The British Ministry of Defense recently announced potential plans to revamp its strategic sourcing and procurement practices, and it appears the Indian Ministry of Defense may soon do the same. Reports reveal the agency could plan to shift its purchasing focus from foreign products to domestically manufactured weapons and tools. The move comes partly as the Ministry finds itself involved in a scandal with Italian firm AgustaWestland, which has been linked to alleged kickbacks sent to India through phone software contracts. As a result, the Ministry has removed software services out of the products and services that be listed as offsets, which are meant to improve domestic manufacturing and investments.
The change in procurement policies would be an enormous change for the Ministry, which currently acquires 70 percent of its purchases from foreign companies, while the remaining 30 percent is split between public sector operations and some private companies. This encourages foreign contractors to work with Indian subcontractors and enhance domestic growth.
New rules would prioritize Indian private sector purchases and make it easier for these private firms to receive Ministry purchases and contracts. This could allow them to expand their operations and grow, as the Buy and Make (Indian) program would require the department to purchase a minimum of 50 percent domestically made products.

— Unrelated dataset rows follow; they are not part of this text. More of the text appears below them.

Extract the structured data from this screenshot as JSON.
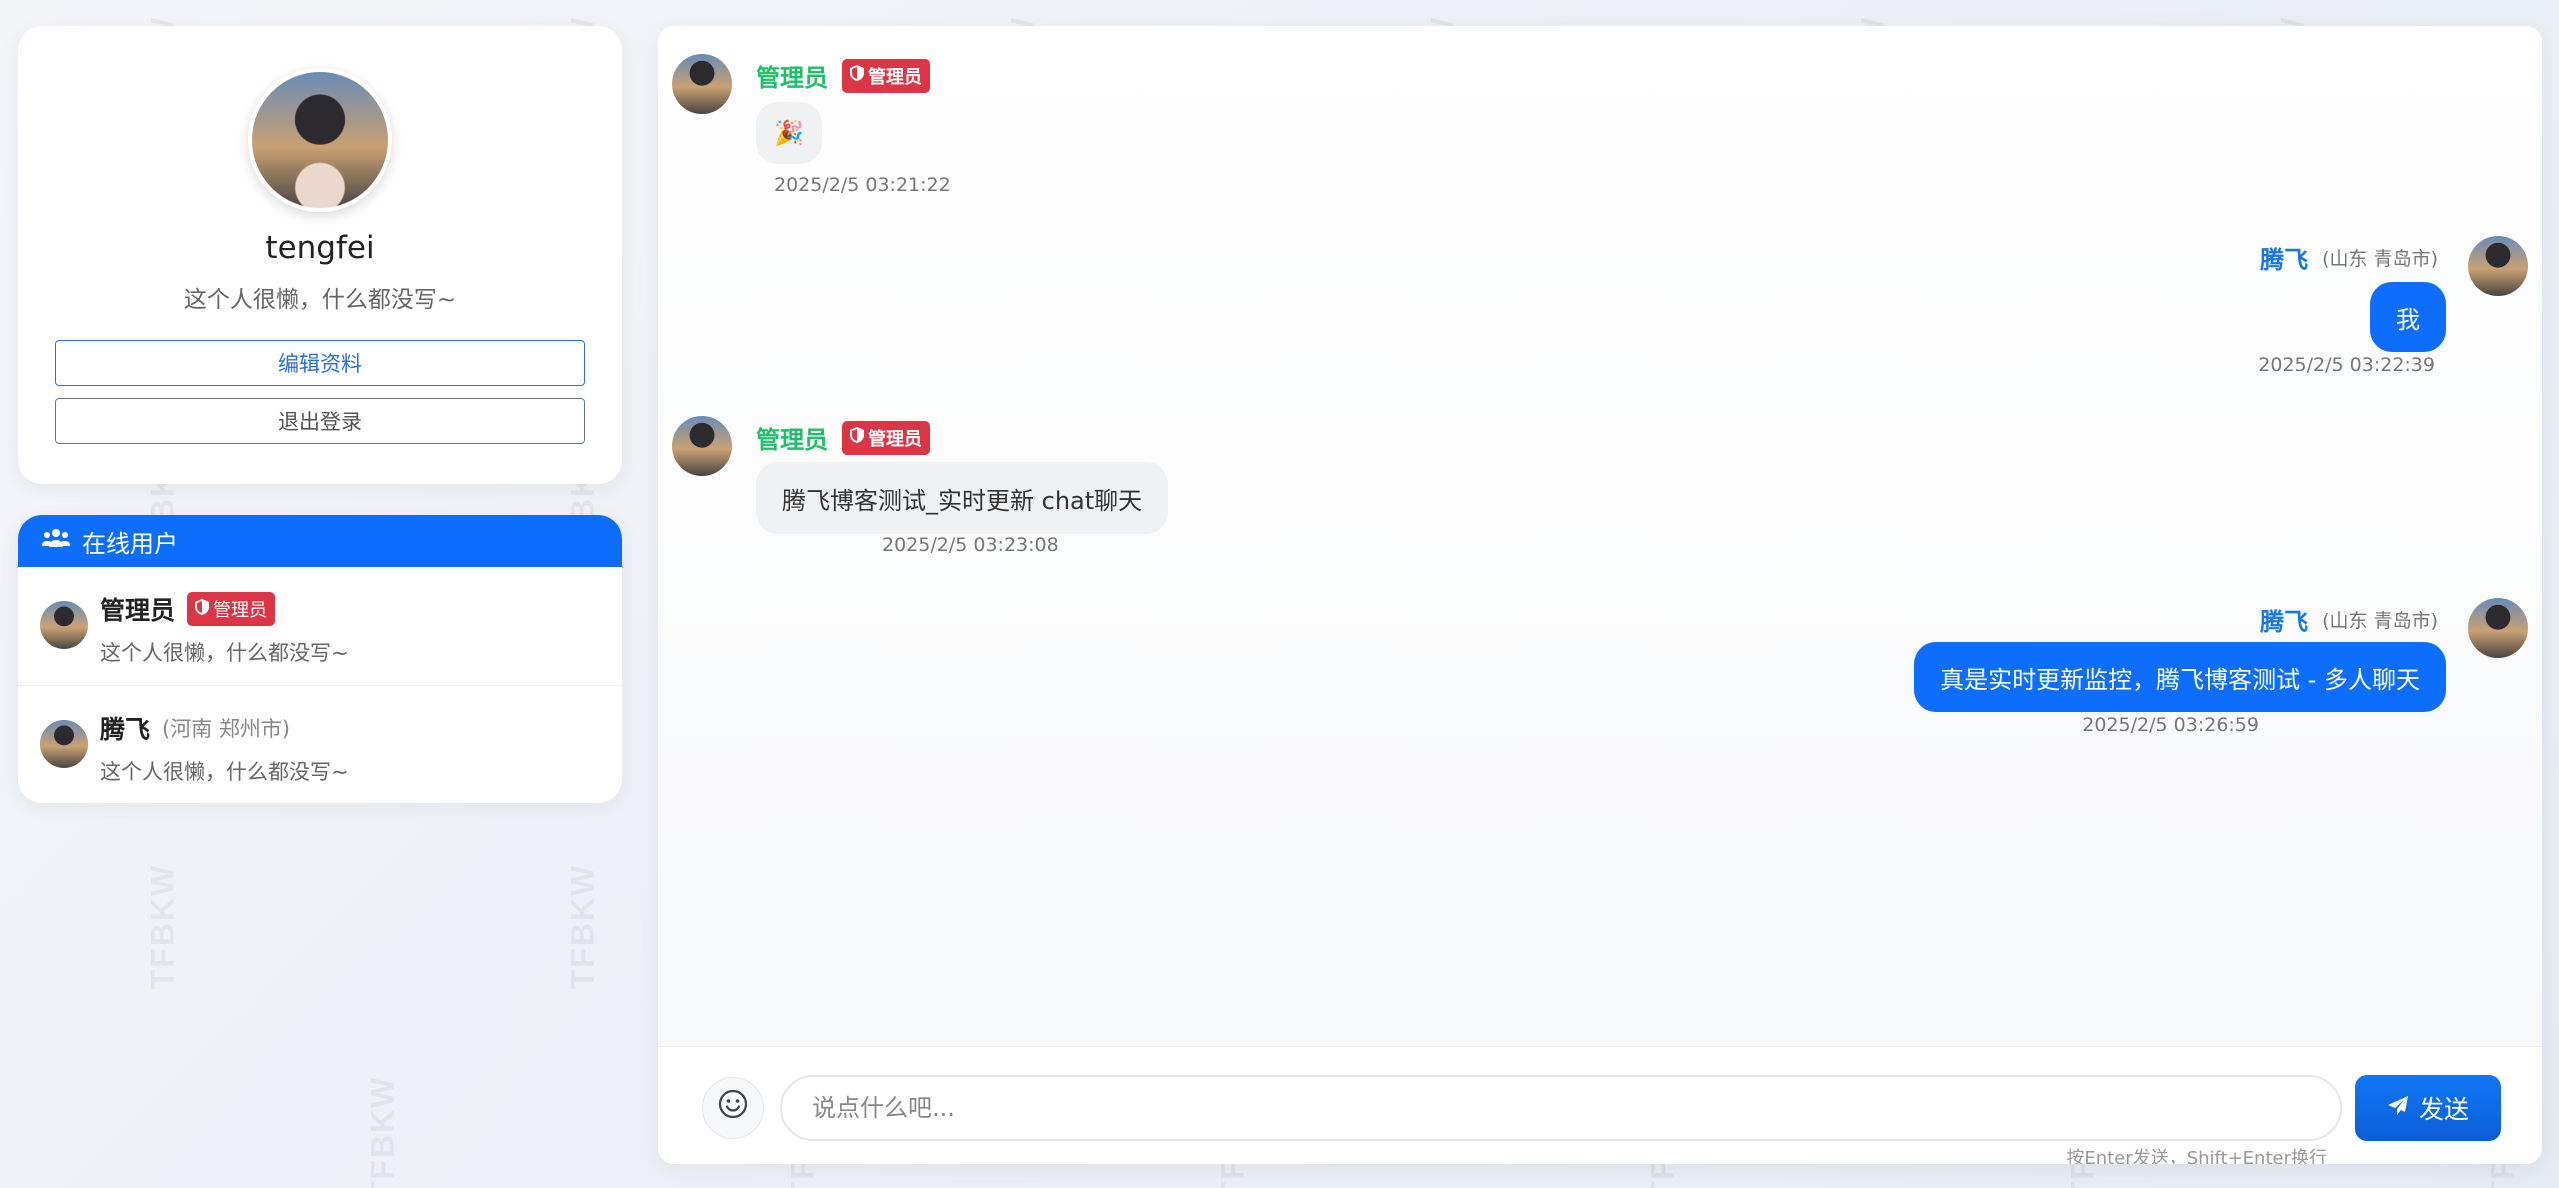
{
  "watermark_text": "TFBKW",
  "profile": {
    "name": "tengfei",
    "signature": "这个人很懒，什么都没写~",
    "edit_label": "编辑资料",
    "logout_label": "退出登录"
  },
  "online": {
    "title": "在线用户",
    "users": [
      {
        "name": "管理员",
        "badge": "管理员",
        "location": "",
        "signature": "这个人很懒，什么都没写~"
      },
      {
        "name": "腾飞",
        "badge": "",
        "location": "(河南 郑州市)",
        "signature": "这个人很懒，什么都没写~"
      }
    ]
  },
  "messages": [
    {
      "side": "left",
      "sender": "管理员",
      "badge": "管理员",
      "text": "🎉",
      "time": "2025/2/5 03:21:22"
    },
    {
      "side": "right",
      "sender": "腾飞",
      "location": "(山东 青岛市)",
      "text": "我",
      "time": "2025/2/5 03:22:39"
    },
    {
      "side": "left",
      "sender": "管理员",
      "badge": "管理员",
      "text": "腾飞博客测试_实时更新 chat聊天",
      "time": "2025/2/5 03:23:08"
    },
    {
      "side": "right",
      "sender": "腾飞",
      "location": "(山东 青岛市)",
      "text": "真是实时更新监控，腾飞博客测试 - 多人聊天",
      "time": "2025/2/5 03:26:59"
    }
  ],
  "input": {
    "placeholder": "说点什么吧...",
    "send_label": "发送",
    "hint": "按Enter发送，Shift+Enter换行"
  },
  "icons": {
    "users": "users-icon",
    "shield": "shield-icon",
    "emoji": "smile-icon",
    "send": "paper-plane-icon"
  },
  "colors": {
    "primary": "#0d6efd",
    "admin_badge": "#dc3545",
    "admin_name": "#1fbf68",
    "user_name": "#1677e5"
  }
}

Not only could this boost domestic manufacturing and innovation, it could also potentially result in cost savings for the Ministry in the long run. Many organizations that strategically source and procure goods domestically find that lower shipment costs and labor expenses can help them cut expenses and logistical timeframes, allowing them to receive products more quickly and spend less than they may have been purchasing goods from foreign countries.